Sunday, February 28, 2010
Wednesday, February 24, 2010
Shamu tried to eat his trainer. Nothing worse than being "thrashed . . . around pretty good" as the hostess of the "Dining with Shamu event".
Amazing that SeaWorld bought a man-eating orca from the friendly Canadians.
Read about it here. Hope it doesn't show up on YouTube. . . .
Here's where I got the picture.
Tuesday, February 23, 2010
Jose Pinera is given credit for having privatized the Chilean social security system. Chileans put money into accounts that are protected constitutionally from the politicians.
In the U.S., FICA taxes go into a trust fund which is then raided by politicians with pork to pay for. The result is truly scary as you will hear if you listen to the Pinera interview.
There simply is not enough money to pay for the Social Security, Medicare, and prescription drug program commitments that have been made. Eligibility ages will have to be raised and benefits cut. Turmoil will ensue.
Friday, February 19, 2010
No wonder beer costs so much here: I'm still paying for the Johnstown Flood of 1936.
Johnstown Flood Emergency TaxRead more about "temporary" taxes here.
One such temporary tax that ended up becoming permanent was the 1936 Johnstown flood tax. Although this tax was set to expire in 1937, it was extended various times until the tax became permanent in 1951. Currently, the tax rate is set at 18%.

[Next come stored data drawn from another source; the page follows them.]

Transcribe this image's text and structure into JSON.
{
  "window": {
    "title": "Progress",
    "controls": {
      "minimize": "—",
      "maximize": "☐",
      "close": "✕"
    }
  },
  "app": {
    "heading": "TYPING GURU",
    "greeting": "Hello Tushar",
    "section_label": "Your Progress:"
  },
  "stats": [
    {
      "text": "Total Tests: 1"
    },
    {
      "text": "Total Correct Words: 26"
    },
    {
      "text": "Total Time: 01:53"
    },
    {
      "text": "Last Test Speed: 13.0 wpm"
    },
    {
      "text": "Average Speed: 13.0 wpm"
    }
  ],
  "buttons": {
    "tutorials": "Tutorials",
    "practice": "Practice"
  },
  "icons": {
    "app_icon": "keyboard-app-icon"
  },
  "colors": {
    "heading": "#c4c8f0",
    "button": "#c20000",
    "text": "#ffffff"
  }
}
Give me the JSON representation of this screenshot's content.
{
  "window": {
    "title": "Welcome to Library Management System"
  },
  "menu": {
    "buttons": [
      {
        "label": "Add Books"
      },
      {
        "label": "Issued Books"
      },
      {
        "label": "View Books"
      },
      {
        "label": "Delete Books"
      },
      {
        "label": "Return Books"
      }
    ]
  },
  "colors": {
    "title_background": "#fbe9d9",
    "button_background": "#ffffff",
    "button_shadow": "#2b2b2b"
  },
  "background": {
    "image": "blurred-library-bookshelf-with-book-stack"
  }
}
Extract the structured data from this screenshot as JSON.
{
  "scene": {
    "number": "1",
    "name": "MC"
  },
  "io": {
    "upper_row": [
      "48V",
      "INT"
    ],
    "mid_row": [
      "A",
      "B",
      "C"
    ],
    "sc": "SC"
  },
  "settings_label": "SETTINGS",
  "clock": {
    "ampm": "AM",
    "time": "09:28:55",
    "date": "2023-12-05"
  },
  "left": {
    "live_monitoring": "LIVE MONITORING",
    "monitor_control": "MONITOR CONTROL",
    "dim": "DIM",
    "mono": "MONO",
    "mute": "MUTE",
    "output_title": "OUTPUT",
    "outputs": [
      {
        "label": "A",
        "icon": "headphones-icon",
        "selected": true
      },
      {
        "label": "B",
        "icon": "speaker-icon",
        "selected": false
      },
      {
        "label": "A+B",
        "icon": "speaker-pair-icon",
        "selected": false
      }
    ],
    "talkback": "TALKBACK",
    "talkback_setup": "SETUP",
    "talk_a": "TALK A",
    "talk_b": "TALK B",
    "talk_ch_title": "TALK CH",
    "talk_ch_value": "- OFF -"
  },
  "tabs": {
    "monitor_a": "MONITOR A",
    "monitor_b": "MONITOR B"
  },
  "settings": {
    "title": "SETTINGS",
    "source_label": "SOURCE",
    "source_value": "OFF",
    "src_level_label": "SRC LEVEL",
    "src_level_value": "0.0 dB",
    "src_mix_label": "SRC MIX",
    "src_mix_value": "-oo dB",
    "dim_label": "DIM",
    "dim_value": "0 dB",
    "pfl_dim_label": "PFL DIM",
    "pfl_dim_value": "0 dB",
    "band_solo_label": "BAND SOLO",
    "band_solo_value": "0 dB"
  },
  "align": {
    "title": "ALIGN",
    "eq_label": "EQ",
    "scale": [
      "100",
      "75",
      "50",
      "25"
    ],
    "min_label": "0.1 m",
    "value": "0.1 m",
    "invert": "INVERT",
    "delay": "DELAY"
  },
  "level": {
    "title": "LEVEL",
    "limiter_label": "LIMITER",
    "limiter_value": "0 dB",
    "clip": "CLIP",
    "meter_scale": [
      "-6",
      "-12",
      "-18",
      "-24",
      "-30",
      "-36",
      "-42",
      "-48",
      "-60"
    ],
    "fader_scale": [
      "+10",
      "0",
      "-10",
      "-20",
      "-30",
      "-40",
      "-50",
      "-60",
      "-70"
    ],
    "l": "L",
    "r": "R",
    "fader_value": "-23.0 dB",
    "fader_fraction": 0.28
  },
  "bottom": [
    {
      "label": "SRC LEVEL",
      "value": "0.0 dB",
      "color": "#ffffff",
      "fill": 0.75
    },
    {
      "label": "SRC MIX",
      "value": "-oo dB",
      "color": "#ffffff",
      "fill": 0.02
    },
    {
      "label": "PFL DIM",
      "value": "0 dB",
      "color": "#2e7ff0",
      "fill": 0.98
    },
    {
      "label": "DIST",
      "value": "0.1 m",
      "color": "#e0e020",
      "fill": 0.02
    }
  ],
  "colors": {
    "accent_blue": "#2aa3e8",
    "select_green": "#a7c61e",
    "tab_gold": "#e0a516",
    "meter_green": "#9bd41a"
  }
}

The Johnstown flood tax was a 10% temporary emergency tax imposed on alcohol sold throughout Pennsylvania. The tax was meant to cover the costs of cleanup and repairs needed after the 1936 flood in Johnstown, PA that year. Although the tax was meant to expire after all the costs were covered, it was instead raised in 1963 to 15% and in 1968 to 18%. Since the money collected covered the costs of the flood many years ago, now the money goes to the states' general fund for discretionary spending. . . .Residents of Pennsylvania have long opposed this tax because of its high rate. The tax is 18% in addition to a sales tax of 6%, bringing the cost of alcoholic drinks up significantly. There are people on both sides of the flood tax debate. Advocacy groups who want to limit alcohol consumption are in favor of the high tax rates, but unions who want to protect liquor resellers who oppose it.
Thursday, February 18, 2010
Can you imagine an 11 million dollar deficit within a 26 million dollar budget? Unbelievable, but that's what New Jersey is looking at for fiscal 2011.
Governor Christie did an interview on CNBC this morning and said flat out that he would not raise taxes, he would only cut spending. The highest taxes in the country are the the reason people and capital are fleeing the state and it's time to turn that around. It's about time that a grownup stepped on stage.
Another astonishing tidbit--according to the governor, the great state of NJ has not made its contributions to the state employees' pension fund for ten years. And these poor folks think they're ever going to see their pensions? Good luck with that. How many other state and teacher pension funds are in such deep trouble?
The video is a little long but worth a look. Funniest part is the amazed look on the interviewers' faces when Christie refuses to consider raising taxes.
Wednesday, February 10, 2010
Read his newest--an attack on Tim Kaine and some advice that won't be well-received in the White House.
I agree with everything he says.
Monday, February 8, 2010
One has to laugh at the Mike Adams response. Tho, laughter might not be the most appropriate response. Somehow I don't think Mr. Adams is really going to attend Meadville-Lombard and become a UU minister . . . but if you read to the end of his piece, he may have hit on the head the reason that Unitarian-Universalism hasn't grown in the 50 years since the U's and the U's merged: it's their emphasis on "social justice". Much of this emphasis comes across to so many of us non-Ivy Leaguers as threatening, as condescending, and as just plain weird.
Of course, it's not meant that way. Fighters for justice are, after all, fighting for justice. They're true believers, and what could be wrong with that? The problem is that many of us take their fight for justice as an implication that we are ipso facto unjust. Lots of us probably don't think we're living unjustly. Of course we're all sinners to some degree, no one's perfect. Many of us take their struggle for justice as an attack against us and the institutions that we really don't have that much of a problem with--marriage, the military, capitalism, the United States.
It's wonderful that this great country is free enough and rich enough to be able to afford to let folks like Professor Schneider make a living writing and teaching this stuff. It's great that there's a market for this. Markets are good, they satisfy needs and create value. Jobs are being created/saved here.
I certainly wouldn't pay for any of this, tho, and I wish our taxpayer dollars were not supporting it, either.
Most importantly, I certainly would be unhappy if, when lying on my death bed, I asked my minister a critical question, she/he responded that my question made him/her feel uncomfortable, and would I mind if she/he replaced my question with a question that he/she thinks is more appropriate for death bed discussion. After all, Professor Schneider let her/him write his/her own test questions in Queer Theory class back in seminary. Shouldn't we be talking about what she/he thinks we should be talking about when I expire---instead of what might be on my mind?